Because their expression is restricted to tumour cells, proteins belonging to the MAGE-A family represent promising targets for immunotherapy. Yet, cancer vaccines targeting the original MAGE-A3 member, which has the highest expression in several solid tumours, have thus far failed to demonstrate efficacy in clinical trials.
In an attempt to solve this conundrum and advance the clinical applications of this promising immunotherapy, researchers at the Wistar Institute performed a thorough analysis of the expression levels of all the twelve proteins in the MAGE-A family in human cancers. They observed that many of the MAGE-A members, and not just MAGE-A3, are highly expressed on tumour cells in several cancer types, some of them being present simultaneously in the same patient.
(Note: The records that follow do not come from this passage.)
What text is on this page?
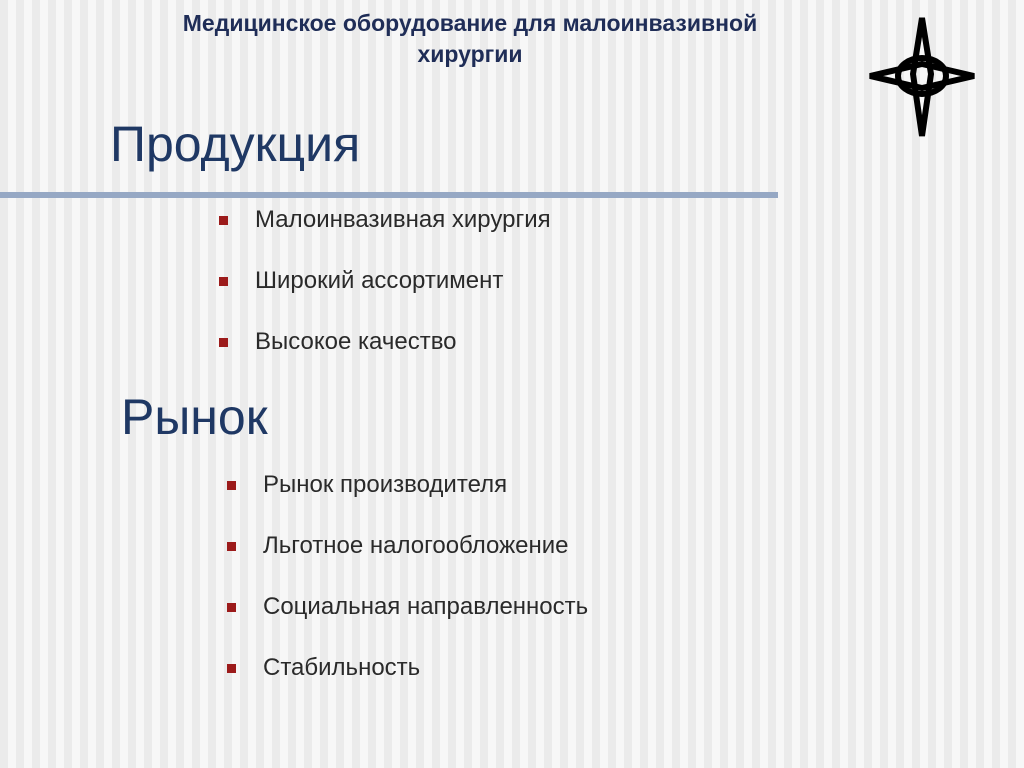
Медицинское оборудование для малоинвазивной
хирургии
Продукция
Малоинвазивная хирургия
Широкий ассортимент
Высокое качество
Рынок
Рынок производителя
Льготное налогообложение
Социальная направленность
Стабильность
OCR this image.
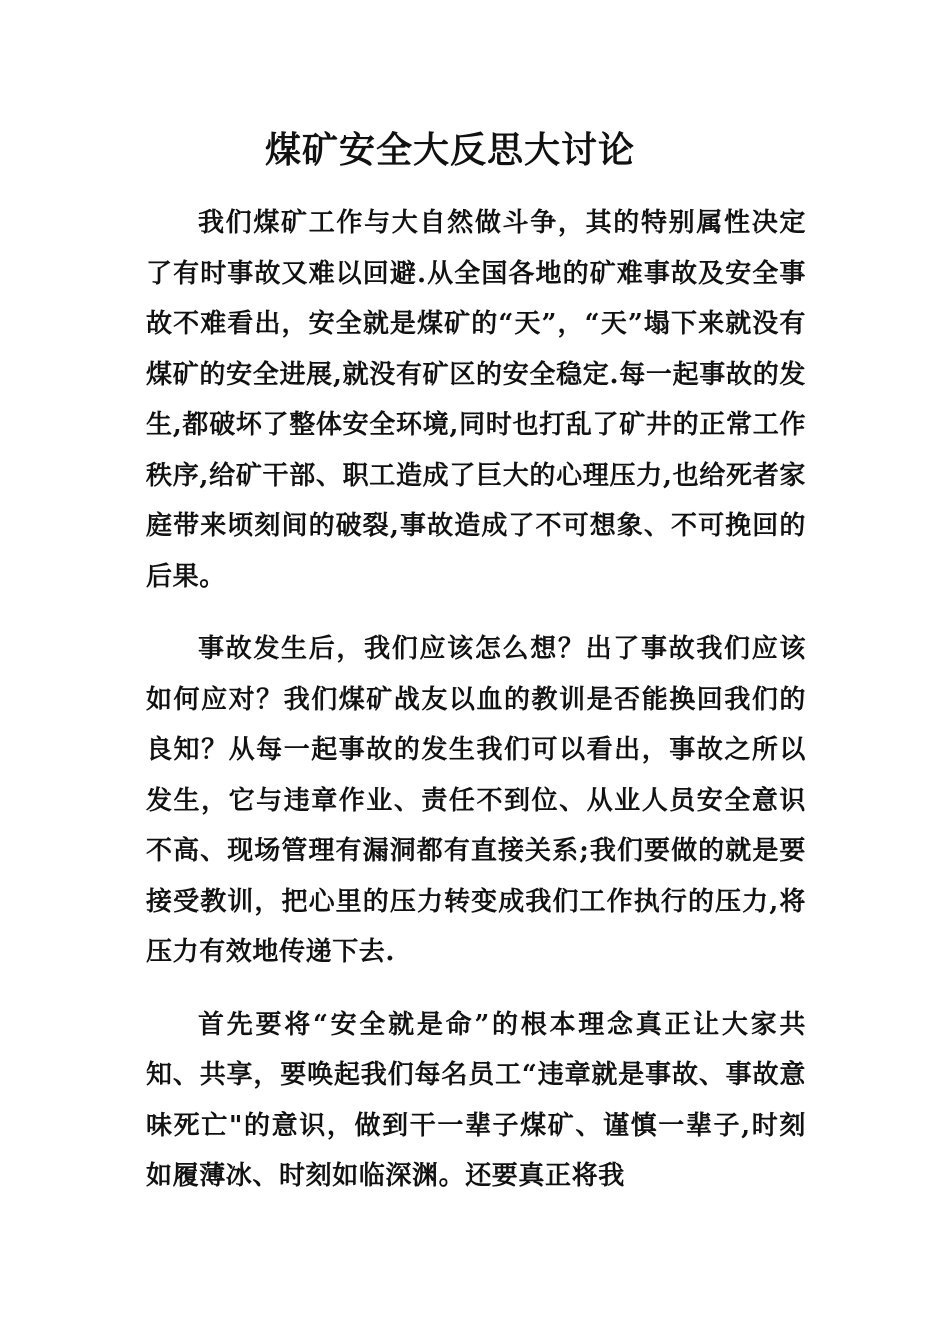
煤矿安全大反思大讨论

我们煤矿工作与大自然做斗争，其的特别属性决定了有时事故又难以回避.从全国各地的矿难事故及安全事故不难看出，安全就是煤矿的“天”，“天”塌下来就没有煤矿的安全进展,就没有矿区的安全稳定.每一起事故的发生,都破坏了整体安全环境,同时也打乱了矿井的正常工作秩序,给矿干部、职工造成了巨大的心理压力,也给死者家庭带来顷刻间的破裂,事故造成了不可想象、不可挽回的后果。

事故发生后，我们应该怎么想？出了事故我们应该如何应对？我们煤矿战友以血的教训是否能换回我们的良知？从每一起事故的发生我们可以看出，事故之所以发生，它与违章作业、责任不到位、从业人员安全意识不高、现场管理有漏洞都有直接关系;我们要做的就是要接受教训，把心里的压力转变成我们工作执行的压力,将压力有效地传递下去.

首先要将“安全就是命”的根本理念真正让大家共知、共享，要唤起我们每名员工“违章就是事故、事故意味死亡"的意识，做到干一辈子煤矿、谨慎一辈子,时刻如履薄冰、时刻如临深渊。还要真正将我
These findings suggest that previous vaccines with a limited focus on one target were likely not effective in driving strong T-cell immunity because of the natural immune dampening system is known as immune tolerance.
“The combination of structural design and synthetic DNA technology offers ample flexibility and specificity in the development of a designer target immunogen,” said lead researcher Dr David B. Weiner, Executive Vice President of The Wistar Institute, director of The Wistar Institute Vaccine & Immunotherapy Center, and W.W. Smith Charitable Trust Professor in Cancer Research. “We amalgamated structurally relevant primary sequences from multiple MAGE-A members, obtaining an optimised consensus DNA vaccine capable of targeting seven MAGE-A family members simultaneously. This vaccine is recognised by the host immune system much more robustly, resulting in improved immune performance.”
Tested in mice, the vaccine-induced immune cross-reaction with multiple MAGE-A proteins and induced a robust CD8+ T cell-mediated immune response.
“CD8+ T cells are the predominant effectors in the response to immunotherapy; we can think of them as the Navy Seals of cancer immunology,” added Dr Weiner.
Importantly, the vaccine significantly slowed tumour growth and prolonged survival in a mouse model of melanoma. The researchers observed reduced invasion in the skin, which was associated with accumulation of CD8+ T cells into the tumours, demonstrating the ability of the vaccine to drive antitumour immunity of importance for melanoma therapy.
“Our cross-reactive vaccine has a significant advantage in preventing tumour escape compared to previously designed MAGE-A3-specific vaccines,” said Dr Elizabeth K. Duperret, postdoctoral fellow in the Dr Weiner Lab and first author on the study. “Patients whose tumors express multiple members of this family of antigens represent an important group to study the benefits of this immunotherapy approach.”
The study has been published online in Clinical Cancer Research.